ATLANTA (WXIA) -- On Thursday, with rifles and side arms loaded and drawn, the Johns Creek SWAT team moved in ready to encounter a gunman, who'd already shot three people.
Instead they found a babysitter with a child.
Only the calm restraint of the police prevented the potential for a deadly accident.
"You had 30 or more SWAT personnel on the way," said a furious Johns Creek Mayor Mike Bodker. "I mean this is a very, very serious incident someone could have gotten hurt. Thank God, no one did."
Police eventually determined that they had been the victims of a "swatter," someone who calls 911 from a real number with a bogus emergency.

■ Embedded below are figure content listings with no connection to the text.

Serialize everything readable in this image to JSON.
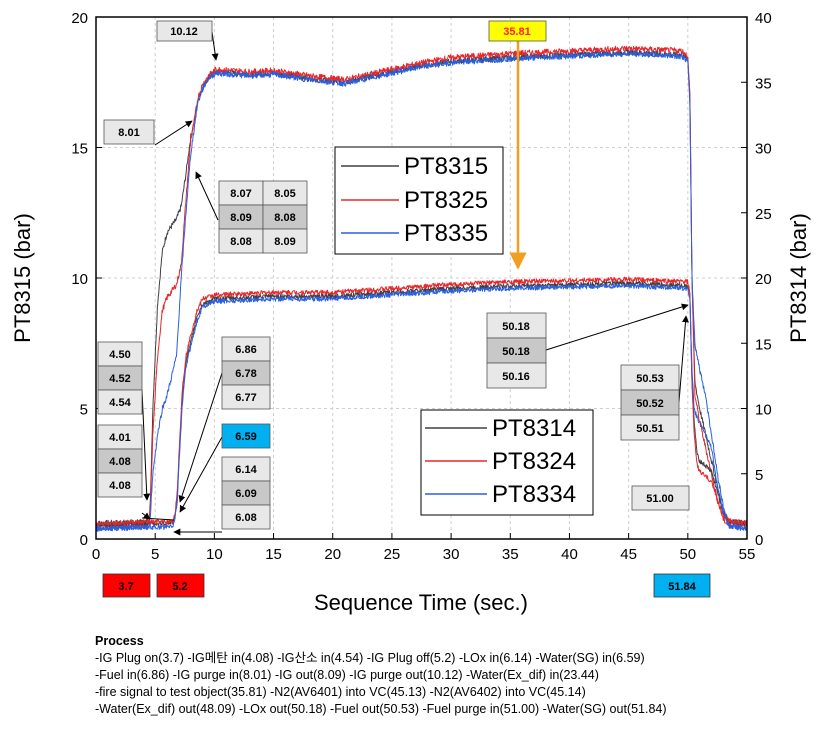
{
  "chart_data": {
    "type": "line",
    "xlabel": "Sequence Time (sec.)",
    "ylabel_left": "PT8315 (bar)",
    "ylabel_right": "PT8314 (bar)",
    "xlim": [
      0,
      55
    ],
    "ylim_left": [
      0,
      20
    ],
    "ylim_right": [
      0,
      40
    ],
    "x_ticks": [
      0,
      5,
      10,
      15,
      20,
      25,
      30,
      35,
      40,
      45,
      50,
      55
    ],
    "y_ticks_left": [
      0,
      5,
      10,
      15,
      20
    ],
    "y_ticks_right": [
      0,
      5,
      10,
      15,
      20,
      25,
      30,
      35,
      40
    ],
    "grid": true,
    "legends": [
      {
        "placement": "upper-center",
        "entries": [
          {
            "label": "PT8315",
            "color": "#404040"
          },
          {
            "label": "PT8325",
            "color": "#e8262a"
          },
          {
            "label": "PT8335",
            "color": "#2a5fe0"
          }
        ]
      },
      {
        "placement": "center-right",
        "entries": [
          {
            "label": "PT8314",
            "color": "#404040"
          },
          {
            "label": "PT8324",
            "color": "#e8262a"
          },
          {
            "label": "PT8334",
            "color": "#2a5fe0"
          }
        ]
      }
    ],
    "series": [
      {
        "name": "PT8315",
        "axis": "right",
        "color": "#404040",
        "points": [
          [
            0,
            1.2
          ],
          [
            4.2,
            1.3
          ],
          [
            4.5,
            1.6
          ],
          [
            4.6,
            3.0
          ],
          [
            4.8,
            10
          ],
          [
            5.2,
            18
          ],
          [
            5.6,
            22
          ],
          [
            6,
            23.5
          ],
          [
            6.8,
            24.5
          ],
          [
            7.2,
            25.5
          ],
          [
            7.6,
            28
          ],
          [
            8.0,
            30.8
          ],
          [
            8.3,
            32
          ],
          [
            8.6,
            33.5
          ],
          [
            9.0,
            34.5
          ],
          [
            9.5,
            35.4
          ],
          [
            10.12,
            35.8
          ],
          [
            13,
            35.6
          ],
          [
            15,
            35.7
          ],
          [
            18,
            35.3
          ],
          [
            21,
            35.0
          ],
          [
            24,
            35.6
          ],
          [
            27,
            36.2
          ],
          [
            30,
            36.6
          ],
          [
            35,
            36.9
          ],
          [
            40,
            37.1
          ],
          [
            45,
            37.3
          ],
          [
            49.5,
            37.1
          ],
          [
            50.0,
            36.8
          ],
          [
            50.18,
            34
          ],
          [
            50.35,
            20
          ],
          [
            50.6,
            12
          ],
          [
            51,
            10
          ],
          [
            51.5,
            8
          ],
          [
            52,
            6
          ],
          [
            52.5,
            4
          ],
          [
            53,
            2
          ],
          [
            53.5,
            1.3
          ],
          [
            55,
            1.2
          ]
        ]
      },
      {
        "name": "PT8325",
        "axis": "right",
        "color": "#e8262a",
        "points": [
          [
            0,
            1.0
          ],
          [
            4.2,
            1.1
          ],
          [
            4.5,
            1.4
          ],
          [
            4.6,
            2.5
          ],
          [
            4.8,
            8
          ],
          [
            5.2,
            14
          ],
          [
            5.6,
            17.5
          ],
          [
            6,
            18.5
          ],
          [
            6.8,
            19.5
          ],
          [
            7.2,
            21
          ],
          [
            7.6,
            26
          ],
          [
            8.0,
            30.6
          ],
          [
            8.3,
            32
          ],
          [
            8.6,
            33.8
          ],
          [
            9.0,
            34.8
          ],
          [
            9.5,
            35.5
          ],
          [
            10.12,
            36.0
          ],
          [
            13,
            35.8
          ],
          [
            15,
            35.9
          ],
          [
            18,
            35.5
          ],
          [
            21,
            35.2
          ],
          [
            24,
            35.8
          ],
          [
            27,
            36.4
          ],
          [
            30,
            36.9
          ],
          [
            35,
            37.2
          ],
          [
            40,
            37.4
          ],
          [
            45,
            37.6
          ],
          [
            49.5,
            37.4
          ],
          [
            50.0,
            37.0
          ],
          [
            50.18,
            34
          ],
          [
            50.35,
            20
          ],
          [
            50.6,
            11
          ],
          [
            51,
            9
          ],
          [
            51.5,
            7
          ],
          [
            52,
            5
          ],
          [
            52.5,
            3
          ],
          [
            53,
            1.5
          ],
          [
            53.5,
            1.0
          ],
          [
            55,
            1.0
          ]
        ]
      },
      {
        "name": "PT8335",
        "axis": "right",
        "color": "#2a5fe0",
        "points": [
          [
            0,
            0.8
          ],
          [
            4.2,
            0.9
          ],
          [
            4.5,
            1.2
          ],
          [
            4.6,
            2.0
          ],
          [
            4.8,
            5
          ],
          [
            5.2,
            8
          ],
          [
            5.6,
            10
          ],
          [
            6,
            11
          ],
          [
            6.8,
            14
          ],
          [
            7.2,
            20
          ],
          [
            7.6,
            25
          ],
          [
            8.0,
            29.5
          ],
          [
            8.3,
            31.5
          ],
          [
            8.6,
            33.5
          ],
          [
            9.0,
            34.5
          ],
          [
            9.5,
            35.3
          ],
          [
            10.12,
            35.7
          ],
          [
            13,
            35.5
          ],
          [
            15,
            35.6
          ],
          [
            18,
            35.2
          ],
          [
            21,
            34.9
          ],
          [
            24,
            35.5
          ],
          [
            27,
            36.1
          ],
          [
            30,
            36.5
          ],
          [
            35,
            36.8
          ],
          [
            40,
            37.0
          ],
          [
            45,
            37.2
          ],
          [
            49.5,
            37.0
          ],
          [
            50.0,
            36.6
          ],
          [
            50.18,
            33
          ],
          [
            50.35,
            20
          ],
          [
            50.6,
            15
          ],
          [
            51,
            13
          ],
          [
            51.5,
            11
          ],
          [
            52,
            8
          ],
          [
            52.5,
            5
          ],
          [
            53,
            2.5
          ],
          [
            53.5,
            1.0
          ],
          [
            55,
            0.8
          ]
        ]
      },
      {
        "name": "PT8314",
        "axis": "left",
        "color": "#404040",
        "points": [
          [
            0,
            0.55
          ],
          [
            4.0,
            0.6
          ],
          [
            4.5,
            0.6
          ],
          [
            5.0,
            0.6
          ],
          [
            6.0,
            0.6
          ],
          [
            6.5,
            0.65
          ],
          [
            6.59,
            0.7
          ],
          [
            6.7,
            1.0
          ],
          [
            6.86,
            1.5
          ],
          [
            7.0,
            3
          ],
          [
            7.3,
            5.5
          ],
          [
            7.6,
            6.8
          ],
          [
            8.0,
            7.5
          ],
          [
            8.5,
            8.5
          ],
          [
            9.0,
            9.0
          ],
          [
            10,
            9.2
          ],
          [
            15,
            9.3
          ],
          [
            20,
            9.3
          ],
          [
            25,
            9.45
          ],
          [
            30,
            9.6
          ],
          [
            35,
            9.7
          ],
          [
            40,
            9.75
          ],
          [
            45,
            9.8
          ],
          [
            50.0,
            9.7
          ],
          [
            50.18,
            9.3
          ],
          [
            50.35,
            6
          ],
          [
            50.53,
            4.5
          ],
          [
            50.8,
            3.2
          ],
          [
            51,
            3.0
          ],
          [
            51.5,
            2.8
          ],
          [
            52,
            2.6
          ],
          [
            52.5,
            1.8
          ],
          [
            53,
            1.0
          ],
          [
            53.5,
            0.7
          ],
          [
            55,
            0.6
          ]
        ]
      },
      {
        "name": "PT8324",
        "axis": "left",
        "color": "#e8262a",
        "points": [
          [
            0,
            0.6
          ],
          [
            4.0,
            0.65
          ],
          [
            4.5,
            0.65
          ],
          [
            5.0,
            0.65
          ],
          [
            6.0,
            0.65
          ],
          [
            6.5,
            0.7
          ],
          [
            6.59,
            0.8
          ],
          [
            6.7,
            1.1
          ],
          [
            6.86,
            1.7
          ],
          [
            7.0,
            3.2
          ],
          [
            7.3,
            5.8
          ],
          [
            7.6,
            7.0
          ],
          [
            8.0,
            7.8
          ],
          [
            8.5,
            8.7
          ],
          [
            9.0,
            9.2
          ],
          [
            10,
            9.35
          ],
          [
            15,
            9.45
          ],
          [
            20,
            9.45
          ],
          [
            25,
            9.6
          ],
          [
            30,
            9.75
          ],
          [
            35,
            9.85
          ],
          [
            40,
            9.9
          ],
          [
            45,
            9.95
          ],
          [
            50.0,
            9.85
          ],
          [
            50.18,
            9.4
          ],
          [
            50.35,
            6
          ],
          [
            50.53,
            4.0
          ],
          [
            50.8,
            2.8
          ],
          [
            51,
            2.6
          ],
          [
            51.5,
            2.4
          ],
          [
            52,
            2.2
          ],
          [
            52.5,
            1.5
          ],
          [
            53,
            0.9
          ],
          [
            53.5,
            0.7
          ],
          [
            55,
            0.6
          ]
        ]
      },
      {
        "name": "PT8334",
        "axis": "left",
        "color": "#2a5fe0",
        "points": [
          [
            0,
            0.4
          ],
          [
            4.0,
            0.45
          ],
          [
            4.5,
            0.45
          ],
          [
            5.0,
            0.45
          ],
          [
            6.0,
            0.45
          ],
          [
            6.5,
            0.5
          ],
          [
            6.59,
            0.6
          ],
          [
            6.7,
            0.9
          ],
          [
            6.86,
            1.4
          ],
          [
            7.0,
            2.8
          ],
          [
            7.3,
            5.2
          ],
          [
            7.6,
            6.6
          ],
          [
            8.0,
            7.4
          ],
          [
            8.5,
            8.3
          ],
          [
            9.0,
            8.9
          ],
          [
            10,
            9.1
          ],
          [
            15,
            9.2
          ],
          [
            20,
            9.2
          ],
          [
            25,
            9.35
          ],
          [
            30,
            9.5
          ],
          [
            35,
            9.6
          ],
          [
            40,
            9.65
          ],
          [
            45,
            9.7
          ],
          [
            50.0,
            9.6
          ],
          [
            50.18,
            9.2
          ],
          [
            50.35,
            6.5
          ],
          [
            50.53,
            5.0
          ],
          [
            50.8,
            4.6
          ],
          [
            51,
            4.5
          ],
          [
            51.5,
            4.0
          ],
          [
            52,
            3.5
          ],
          [
            52.5,
            2.0
          ],
          [
            53,
            1.0
          ],
          [
            53.5,
            0.5
          ],
          [
            55,
            0.4
          ]
        ]
      }
    ],
    "annotations": [
      {
        "text": "10.12",
        "x": 10.12,
        "y_left": 17.8,
        "style": "gray"
      },
      {
        "text": "35.81",
        "x": 35.81,
        "y_left": 10.3,
        "style": "yellow"
      },
      {
        "text": "8.01",
        "x": 8.01,
        "y_left": 15.9,
        "style": "gray"
      },
      {
        "text": "50.18",
        "x": 50.18,
        "y_left": 9.4,
        "style": "gray"
      },
      {
        "text": "50.18",
        "x": 50.18,
        "y_left": 9.4,
        "style": "gray-dark"
      },
      {
        "text": "50.16",
        "x": 50.16,
        "y_left": 9.4,
        "style": "gray"
      },
      {
        "text": "50.53",
        "x": 50.53,
        "y_left": 8.9,
        "style": "gray"
      },
      {
        "text": "50.52",
        "x": 50.52,
        "y_left": 8.9,
        "style": "gray-dark"
      },
      {
        "text": "50.51",
        "x": 50.51,
        "y_left": 8.9,
        "style": "gray"
      },
      {
        "text": "51.00",
        "x": 51.0,
        "y_left": 1.3,
        "style": "gray"
      },
      {
        "text": "51.84",
        "x": 51.84,
        "style": "blue"
      },
      {
        "text": "3.7",
        "x": 3.7,
        "style": "red"
      },
      {
        "text": "5.2",
        "x": 5.2,
        "style": "red"
      }
    ],
    "annotation_grid": [
      "8.07",
      "8.05",
      "8.09",
      "8.08",
      "8.08",
      "8.09"
    ],
    "annotation_stack_a": [
      "4.50",
      "4.52",
      "4.54"
    ],
    "annotation_stack_b": [
      "4.01",
      "4.08",
      "4.08"
    ],
    "annotation_stack_c": [
      "6.86",
      "6.78",
      "6.77"
    ],
    "annotation_blue": "6.59",
    "annotation_stack_d": [
      "6.14",
      "6.09",
      "6.08"
    ]
  },
  "process": {
    "title": "Process",
    "lines": [
      "-IG Plug on(3.7) -IG메탄 in(4.08) -IG산소 in(4.54) -IG Plug off(5.2) -LOx in(6.14) -Water(SG) in(6.59)",
      "-Fuel in(6.86) -IG purge in(8.01) -IG out(8.09) -IG purge out(10.12) -Water(Ex_dif) in(23.44)",
      "-fire signal to test object(35.81) -N2(AV6401) into VC(45.13) -N2(AV6402) into VC(45.14)",
      "-Water(Ex_dif) out(48.09) -LOx out(50.18) -Fuel out(50.53) -Fuel purge in(51.00) -Water(SG) out(51.84)"
    ]
  }
}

Call spoofing may start with a phone, but it ends with a server. That's why the swatters are so hard to trace. They can hide in a trillion gigabytes of zeros and ones in servers in America or abroad.
The tech is simple. Chances are your kids have used it for fun. But in the wrong hands, it is truly dangerous. Ironically, it is technology that police know very well. Because they use it.
"If they want to contact a suspect, they would put maybe a family member's phone number in the caller ID just to get them to answer the telephone," said cyber security expert Greg Evans. "So that same technology can be used for both good and bad." Evans is a computer hacker turned internet security consultant who says using a familiar or legit number adds weight to the prank call.
"It's scary how it works because you trust what your caller id says."
To prove how easy it is, Evans used his software to call my phone with my mother's number, which was displayed with her name on my phone's screen when the call came in.
It's the same technology that sent shock waves through the British media, after reporters there allegedly hacked the phones of everyone from politicians and royals to at least one murdered child.
"And it will put them directly into your voicemail," said Evans. "And they can listen to all your messages. That's exactly what they were doing in Britain; they were checking everybody including the king's, the queen's, and the princes' voicemails."
Evans stresses that people need to use and guard their voicemail passwords. And he has a word of warning for anyone thinking of trying swatting: Don't.
While it's hard to catch the people who do it, it's not at all impossible.